Second, defending against Spectre requires putting documents in different processes. This is only possible if the documents cannot access each other synchronously and cannot share memory. In practice, this means that the document must belong to different Agent Clusters. By ensuring that Agent Clusters cannot be shared by documents on pages with different COOP status, we ensure that pages with different COOP statuses can be put in different processes, even without Out-of-Process-Iframes. This is an efficient mitigation against Spectre, meaning that we can safely enable high precision timers in COOP same-origin-allow-popups-plus-coep
pages.
So let's take the example of a COOP same-origin-allow-popups-plus-coep
page that opens a COOP unsafe-none
popup. Both pages have different cross-origin isolation mode, but they are in the same browsing context group. Same-origin documents in two pages with different cross-origin isolation mode will not have synchronous access to each other, since they will not have the same Agent Cluster. However, because the browsing contexts of the documents are in the same browsing context group, they can use windowProxy
cross-origin like postMessage
to communicate with one another.
This has effects on cross-origin iframes embedded in a COOP same-origin-allow-popups-plus-coep
page. Those iframes will not be able to use document.domain
. Nor will they be able to interact synchronously with a same-origin popup they open. We believe this restrictions are ok, as cross-origin iframes embedded in a COOP same-origin-allow-popups-plus-coep
page need to have set a COEP. This allows them to be loaded in a COOP same-origin-plus-coep
which has stricter restrictions: document.domain
is not usable either, and they cannot communicate at all with any popup they open (all of their popups are opened with rel no-opener).

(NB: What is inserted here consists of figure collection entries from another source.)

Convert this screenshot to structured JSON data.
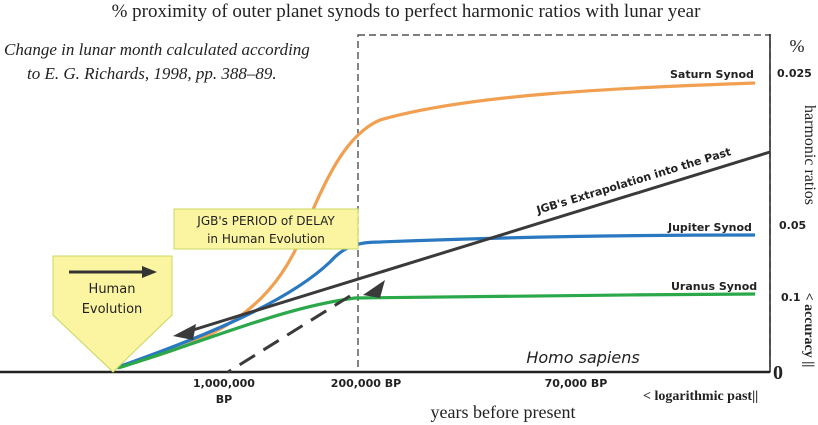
{
  "chart_data": {
    "type": "line",
    "title": "% proximity of outer planet synods to perfect harmonic ratios with lunar year",
    "subtitle": [
      "Change in lunar month calculated according",
      "to E. G. Richards, 1998, pp. 388–89."
    ],
    "xlabel": "years before present",
    "x_scale_label": "< logarithmic past||",
    "ylabel": "harmonic ratios",
    "ylabel_axis": "< accuracy ||",
    "y_unit": "%",
    "x_ticks": [
      {
        "label": [
          "1,000,000",
          "BP"
        ]
      },
      {
        "label": [
          "200,000 BP"
        ]
      },
      {
        "label": [
          "70,000 BP"
        ]
      }
    ],
    "y_ticks": [
      {
        "label": "0.025"
      },
      {
        "label": "0.05"
      },
      {
        "label": "0.1"
      },
      {
        "label": "0"
      }
    ],
    "region_label": "Homo sapiens",
    "series": [
      {
        "name": "Saturn Synod",
        "color": "#f0a050",
        "values": "low near 1,000,000 BP, steep rise to near 0.025 by 200,000 BP, then slow flattening rise"
      },
      {
        "name": "Jupiter Synod",
        "color": "#2a78c0",
        "values": "rises to near 0.05 by 200,000 BP, then flat"
      },
      {
        "name": "Uranus Synod",
        "color": "#2aa84a",
        "values": "rises to near 0.1 by 200,000 BP, then nearly flat"
      },
      {
        "name": "JGB's Extrapolation into the Past",
        "color": "#3a3a3a",
        "values": "straight line from present back to 1,000,000 BP"
      }
    ],
    "annotations": {
      "delay_box": [
        "JGB's PERIOD of DELAY",
        "in Human Evolution"
      ],
      "evolution_box": [
        "Human",
        "Evolution"
      ]
    },
    "colors": {
      "saturn": "#f0a050",
      "jupiter": "#2a78c0",
      "uranus": "#2aa84a",
      "extrapolation": "#3a3a3a",
      "note_box": "#fbf4a0",
      "note_border": "#c8d860"
    }
  }
}
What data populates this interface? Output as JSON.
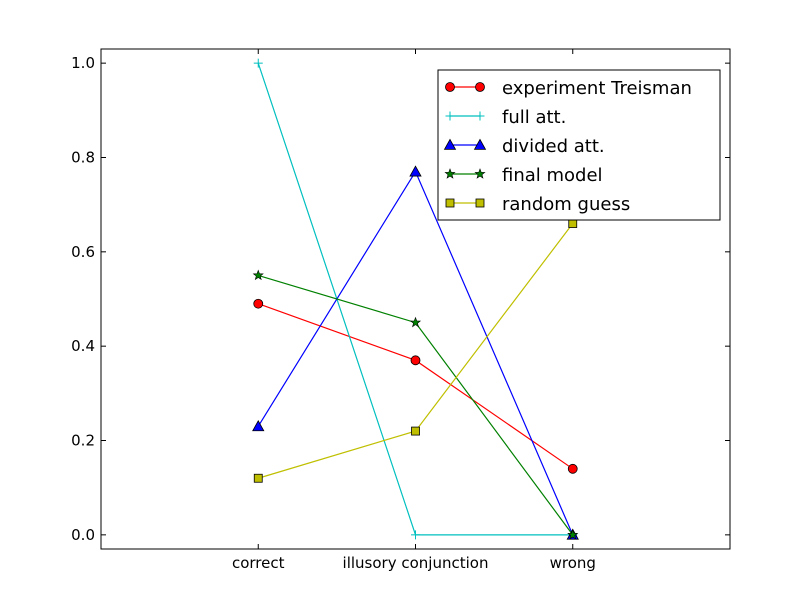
{
  "chart_data": {
    "type": "line",
    "title": "",
    "xlabel": "",
    "ylabel": "",
    "categories": [
      "correct",
      "illusory conjunction",
      "wrong"
    ],
    "ylim": [
      -0.03,
      1.03
    ],
    "y_ticks": [
      "0.0",
      "0.2",
      "0.4",
      "0.6",
      "0.8",
      "1.0"
    ],
    "grid": false,
    "legend_position": "top-right",
    "series": [
      {
        "name": "experiment Treisman",
        "values": [
          0.49,
          0.37,
          0.14
        ],
        "color": "#ff0000",
        "marker": "circle",
        "marker_fill": "#ff0000"
      },
      {
        "name": "full att.",
        "values": [
          1.0,
          0.0,
          0.0
        ],
        "color": "#00bfbf",
        "marker": "plus",
        "marker_fill": "#00bfbf"
      },
      {
        "name": "divided att.",
        "values": [
          0.23,
          0.77,
          0.0
        ],
        "color": "#0000ff",
        "marker": "triangle",
        "marker_fill": "#0000ff"
      },
      {
        "name": "final model",
        "values": [
          0.55,
          0.45,
          0.0
        ],
        "color": "#008000",
        "marker": "star",
        "marker_fill": "#008000"
      },
      {
        "name": "random guess",
        "values": [
          0.12,
          0.22,
          0.66
        ],
        "color": "#bfbf00",
        "marker": "square",
        "marker_fill": "#bfbf00"
      }
    ]
  }
}
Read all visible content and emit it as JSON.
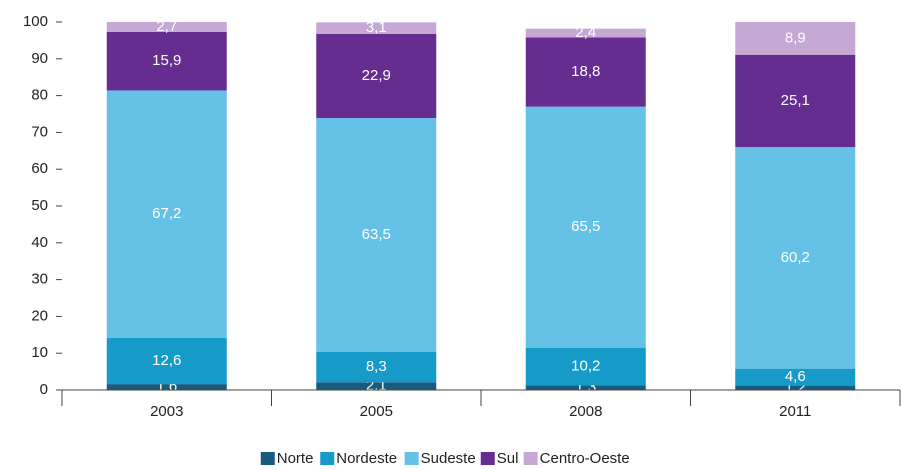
{
  "chart_data": {
    "type": "stacked-bar",
    "categories": [
      "2003",
      "2005",
      "2008",
      "2011"
    ],
    "series": [
      {
        "name": "Norte",
        "color": "#1a5b7c",
        "values": [
          1.6,
          2.1,
          1.3,
          1.2
        ],
        "value_labels": [
          "1,6",
          "2,1",
          "1,3",
          "1,2"
        ]
      },
      {
        "name": "Nordeste",
        "color": "#169bc9",
        "values": [
          12.6,
          8.3,
          10.2,
          4.6
        ],
        "value_labels": [
          "12,6",
          "8,3",
          "10,2",
          "4,6"
        ]
      },
      {
        "name": "Sudeste",
        "color": "#66c1e7",
        "values": [
          67.2,
          63.5,
          65.5,
          60.2
        ],
        "value_labels": [
          "67,2",
          "63,5",
          "65,5",
          "60,2"
        ]
      },
      {
        "name": "Sul",
        "color": "#662d91",
        "values": [
          15.9,
          22.9,
          18.8,
          25.1
        ],
        "value_labels": [
          "15,9",
          "22,9",
          "18,8",
          "25,1"
        ]
      },
      {
        "name": "Centro-Oeste",
        "color": "#c5a8d4",
        "values": [
          2.7,
          3.1,
          2.4,
          8.9
        ],
        "value_labels": [
          "2,7",
          "3,1",
          "2,4",
          "8,9"
        ]
      }
    ],
    "ylim": [
      0,
      100
    ],
    "yticks": [
      0,
      10,
      20,
      30,
      40,
      50,
      60,
      70,
      80,
      90,
      100
    ],
    "grid": false,
    "legend": "bottom"
  }
}
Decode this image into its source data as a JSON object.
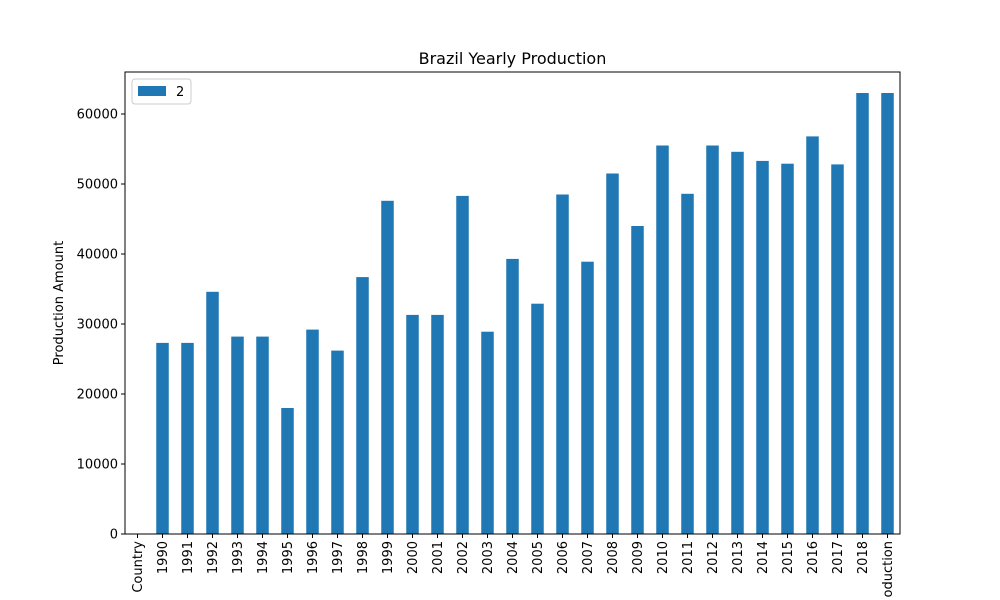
{
  "chart_data": {
    "type": "bar",
    "title": "Brazil Yearly Production",
    "xlabel": "",
    "ylabel": "Production Amount",
    "categories": [
      "Country",
      "1990",
      "1991",
      "1992",
      "1993",
      "1994",
      "1995",
      "1996",
      "1997",
      "1998",
      "1999",
      "2000",
      "2001",
      "2002",
      "2003",
      "2004",
      "2005",
      "2006",
      "2007",
      "2008",
      "2009",
      "2010",
      "2011",
      "2012",
      "2013",
      "2014",
      "2015",
      "2016",
      "2017",
      "2018",
      "oduction"
    ],
    "series": [
      {
        "name": "2",
        "values": [
          null,
          27300,
          27300,
          34600,
          28200,
          28200,
          18000,
          29200,
          26200,
          36700,
          47600,
          31300,
          31300,
          48300,
          28900,
          39300,
          32900,
          48500,
          38900,
          51500,
          44000,
          55500,
          48600,
          55500,
          54600,
          53300,
          52900,
          56800,
          52800,
          63000,
          63000
        ]
      }
    ],
    "ylim": [
      0,
      66000
    ],
    "yticks": [
      0,
      10000,
      20000,
      30000,
      40000,
      50000,
      60000
    ],
    "ytick_labels": [
      "0",
      "10000",
      "20000",
      "30000",
      "40000",
      "50000",
      "60000"
    ],
    "grid": false,
    "legend_position": "upper-left",
    "colors": {
      "bar": "#1f77b4",
      "axes": "#000000",
      "background": "#ffffff"
    }
  }
}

Another important point is that APIs that relied on the same-origin policy, might now also need to consider crossing cross-origin isolation modes. An audit of all such places was carried out in this spreadsheet. What came out of it was that only javascript:
navigations caused a threat, allowing a non cross-origin isolated page to execute arbitrary javascript in a same-origin non cross-origin isolated page and vice-versa. Named targetting and location interface access were also investigated, but we believe they add no extra security risk as long as javascript:
navigations are not possible.
The main privacy threat is the information available from a WindowProxy crossing the cross-origin isolation mode boundary:
- A cross-origin isolated page accessing the proxy of a non cross-origin isolated page cannot really use any cross-origin isolation gated APIs to get anything extra than what was already possible.

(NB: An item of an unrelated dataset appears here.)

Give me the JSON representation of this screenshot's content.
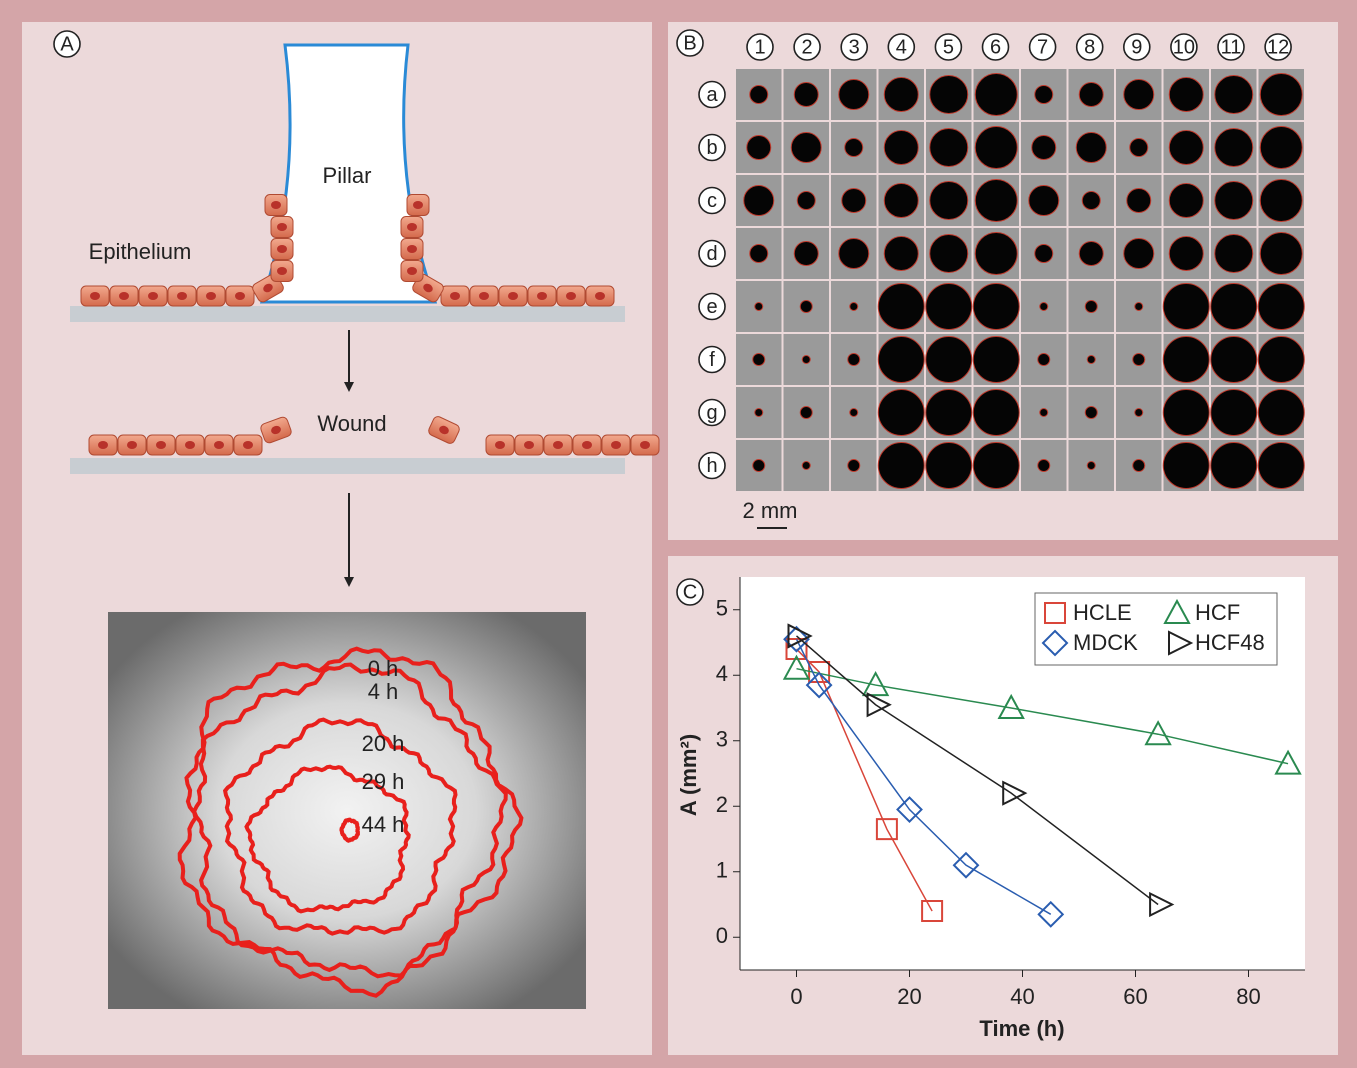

- A non cross-origin isolated page accessing the proxy of a cross-origin isolated page is something that couldn't be done previously. But we also believe it is the opening page responsibility to decide to expose this extra information to be able to use popup functionalities. It could also be possible to make certain WindowProxy functions not available accross cross-origin isolation mode boundaries but we do not think it would be worth the added complexity.